Шрифт:
Интервал:
Закладка:
В результате индустриальной гонки и массовой миграции в города жизнь западноевропейского общества преобразилась в крайней степени. Невиданный прирост численности населения и возникновение новых категорий людей — городского среднего класса и промышленного рабочего класса — сделали жизнь принципиально отличной от всего, чтобы было раньше. Как эти перемены сказались на культуре? И если искусство всегда служило для отражения глубинных качеств человека, о которых меняющийся мир вынуждает забывать, то какова была реакция художников на непривычность, разрушительность и новаторство индустриализации?
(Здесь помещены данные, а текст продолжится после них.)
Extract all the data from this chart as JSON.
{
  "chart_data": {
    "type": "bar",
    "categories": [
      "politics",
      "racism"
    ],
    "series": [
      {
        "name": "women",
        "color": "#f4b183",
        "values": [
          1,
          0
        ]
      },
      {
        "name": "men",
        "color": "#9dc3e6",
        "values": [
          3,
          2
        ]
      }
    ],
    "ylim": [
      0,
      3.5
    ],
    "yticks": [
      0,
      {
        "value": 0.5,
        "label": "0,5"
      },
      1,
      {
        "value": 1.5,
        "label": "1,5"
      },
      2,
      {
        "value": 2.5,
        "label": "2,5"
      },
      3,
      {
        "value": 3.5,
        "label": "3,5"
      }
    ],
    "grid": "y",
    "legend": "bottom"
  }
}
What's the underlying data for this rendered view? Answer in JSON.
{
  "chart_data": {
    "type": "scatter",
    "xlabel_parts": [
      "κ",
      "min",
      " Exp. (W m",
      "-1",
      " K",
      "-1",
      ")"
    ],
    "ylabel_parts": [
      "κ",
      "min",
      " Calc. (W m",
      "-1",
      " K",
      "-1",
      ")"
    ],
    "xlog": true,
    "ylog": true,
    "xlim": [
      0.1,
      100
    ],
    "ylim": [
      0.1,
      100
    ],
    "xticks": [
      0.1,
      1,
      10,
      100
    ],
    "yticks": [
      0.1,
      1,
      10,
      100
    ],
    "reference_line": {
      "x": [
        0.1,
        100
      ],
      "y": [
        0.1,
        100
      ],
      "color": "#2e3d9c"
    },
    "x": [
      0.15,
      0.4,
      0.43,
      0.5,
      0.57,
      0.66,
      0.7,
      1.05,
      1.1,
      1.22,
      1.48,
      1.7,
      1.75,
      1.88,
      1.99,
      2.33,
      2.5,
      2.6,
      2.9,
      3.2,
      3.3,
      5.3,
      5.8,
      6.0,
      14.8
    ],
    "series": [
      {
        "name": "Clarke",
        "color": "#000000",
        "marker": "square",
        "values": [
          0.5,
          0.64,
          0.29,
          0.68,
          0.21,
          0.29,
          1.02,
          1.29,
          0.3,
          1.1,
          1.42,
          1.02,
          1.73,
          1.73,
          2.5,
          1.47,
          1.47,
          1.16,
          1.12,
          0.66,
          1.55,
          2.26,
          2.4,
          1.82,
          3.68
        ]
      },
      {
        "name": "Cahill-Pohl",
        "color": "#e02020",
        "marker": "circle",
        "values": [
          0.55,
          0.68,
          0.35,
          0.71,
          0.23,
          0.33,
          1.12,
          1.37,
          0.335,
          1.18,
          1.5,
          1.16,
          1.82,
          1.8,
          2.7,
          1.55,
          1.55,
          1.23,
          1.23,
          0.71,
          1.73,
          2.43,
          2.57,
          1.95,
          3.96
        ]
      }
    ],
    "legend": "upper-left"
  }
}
Историками культуры и искусства XIX век воспринимается как период неоднозначный. Разделение истинного искусства и примитивного ремесленничества, которое впервые произошло в Италии времен Ренессанса, к XVIII веку уже институционально закрепили многочисленные академии художеств и отдельная прослойка собирателей, знатоков и критиков. Вскоре в результате наступления промышленного механизированного производства практически исчез сам феномен ремесленного мастерства. И тем не менее, если искусствоведы и выделяют основную характеристику живописи, скульптуры и особенно архитектуры XIX века, то это отсутствие собственного лица. Словно ослепленные разнообразием доступных исторических стилей, архитекторы той поры возводили готические храмы, барочные театры, классические, в подражание Греции, муниципальные здания, а также другие постройки, которые воплощали смешение всевозможных приемов и принципов. Эрнст Гомбрич, и не только он, с сожалением указывал на утрату архитектурной индивидуальности в то самое время, когда строительство начали вести в невиданных ранее масштабах.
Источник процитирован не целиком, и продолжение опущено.